The main downside I see is that property is a commonly used term in the JS ecosystem. Changing property to member could be an entry barrier for people familiar with the term property.

AST conformance

How strict should our AST API be?

  • Should directives be allowed into BlockStatements or should we have separate FunctionBody and BlockStatement nodes where only FunctionBody allows directives?
  • Should a script allow module statements inside of the body?
  • Should a module have an explicit field for import statements at the top?
  • Should assignment expression allow left-hand sides that aren't valid assignment targets?

There's probably no correct answer to this question but we can favour one over the other.

A strict AST has the benefit that the mutation API prevents users from constructing invalid trees but it comes at the cost that our parser must fall back to Unknown* nodes more often and a more complex AST.

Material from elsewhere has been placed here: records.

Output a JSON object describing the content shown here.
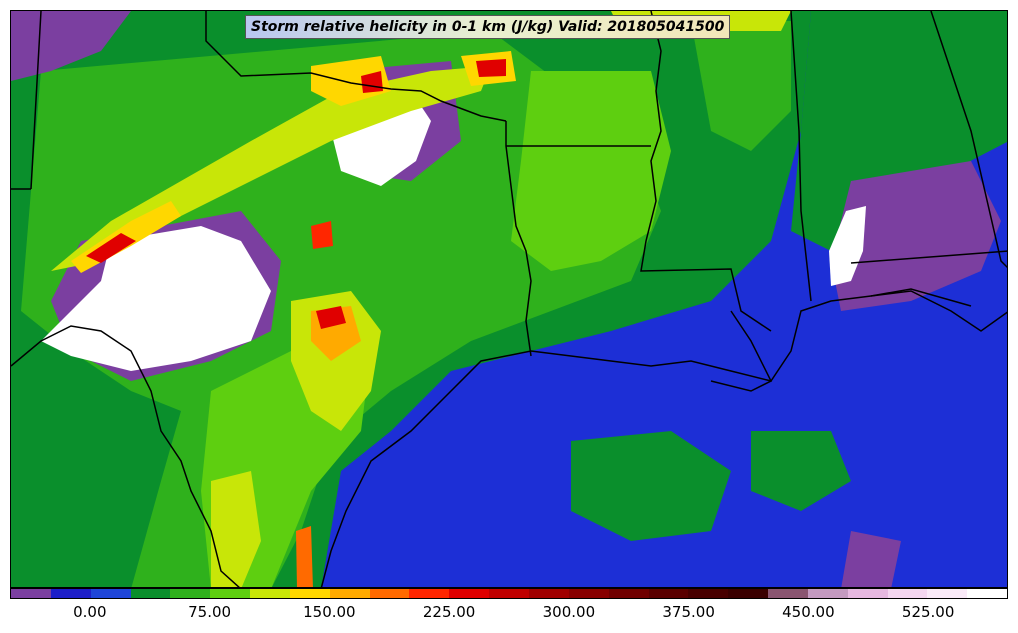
{
  "title": "Storm relative helicity in 0-1 km (J/kg) Valid: 201805041500",
  "colorbar": {
    "colors": [
      "#7b3fa0",
      "#1d1ec8",
      "#1e45d8",
      "#0a8f2c",
      "#2fb11c",
      "#5ecf10",
      "#c8e608",
      "#ffd700",
      "#ffaa00",
      "#ff6a00",
      "#ff2600",
      "#e00000",
      "#c00000",
      "#a00000",
      "#880000",
      "#700000",
      "#5a0000",
      "#480000",
      "#3a0000",
      "#8a5570",
      "#c49ac0",
      "#e6b8e0",
      "#f4d6f0",
      "#faeaf8",
      "#ffffff"
    ],
    "tick_labels": [
      "0.00",
      "75.00",
      "150.00",
      "225.00",
      "300.00",
      "375.00",
      "450.00",
      "525.00"
    ],
    "tick_positions": [
      2,
      5,
      8,
      11,
      14,
      17,
      20,
      23
    ]
  },
  "field_colors": {
    "purple": "#7b3fa0",
    "blue": "#1d2fd6",
    "green_dark": "#0a8f2c",
    "green": "#2fb11c",
    "green_light": "#5ecf10",
    "yellow_green": "#c8e608",
    "yellow": "#ffd700",
    "orange": "#ff6a00",
    "red": "#e00000",
    "white": "#ffffff"
  }
}
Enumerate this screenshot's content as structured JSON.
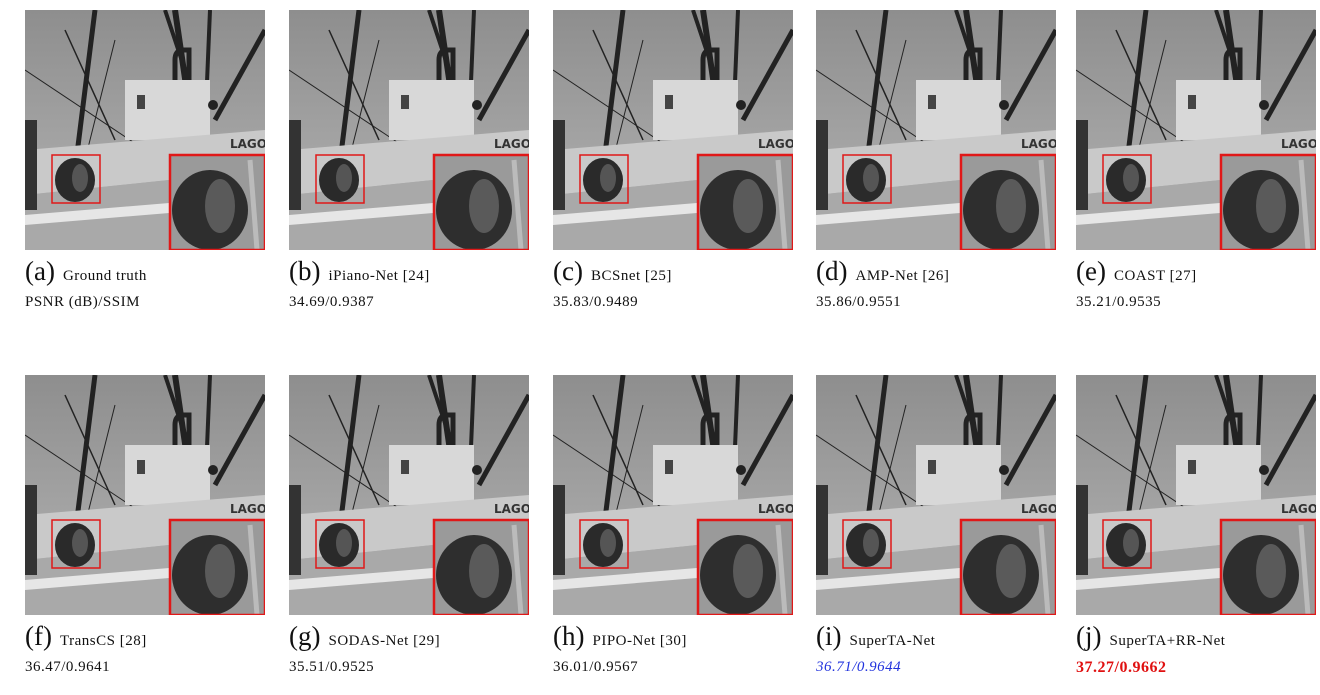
{
  "panels": [
    {
      "letter": "(a)",
      "name": "Ground truth",
      "metric": "PSNR (dB)/SSIM"
    },
    {
      "letter": "(b)",
      "name": "iPiano-Net [24]",
      "metric": "34.69/0.9387"
    },
    {
      "letter": "(c)",
      "name": "BCSnet [25]",
      "metric": "35.83/0.9489"
    },
    {
      "letter": "(d)",
      "name": "AMP-Net [26]",
      "metric": "35.86/0.9551"
    },
    {
      "letter": "(e)",
      "name": "COAST [27]",
      "metric": "35.21/0.9535"
    },
    {
      "letter": "(f)",
      "name": "TransCS [28]",
      "metric": "36.47/0.9641"
    },
    {
      "letter": "(g)",
      "name": "SODAS-Net [29]",
      "metric": "35.51/0.9525"
    },
    {
      "letter": "(h)",
      "name": "PIPO-Net [30]",
      "metric": "36.01/0.9567"
    },
    {
      "letter": "(i)",
      "name": "SuperTA-Net",
      "metric": "36.71/0.9644"
    },
    {
      "letter": "(j)",
      "name": "SuperTA+RR-Net",
      "metric": "37.27/0.9662"
    }
  ]
}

I would recommend being more lenient so that the parser can flag the use of import/export inside a script but we can still provide auto-completion on imports/exports before the user converts the script to a module. But it's probably something we must decide case by case but would love to hear your thoughts.

Node granularity

Having fine granular nodes has the advantage that the API allows querying for a very specific node when, for example, using node.descendants::<PreIncrementExpression>().

Having more coarse-grained nodes on the other hand has the advantage that it's easier to implement common behaviour that, for example, applies to all Binary expressions.

I guess, this isn't a specific question, but we should think about if we favour fine granular nodes, being even as extreme as having a different node for each BinaryExpression operator.

Ungrammar extension proposals

Add support for /// comments that we can use to document nodes and tokens.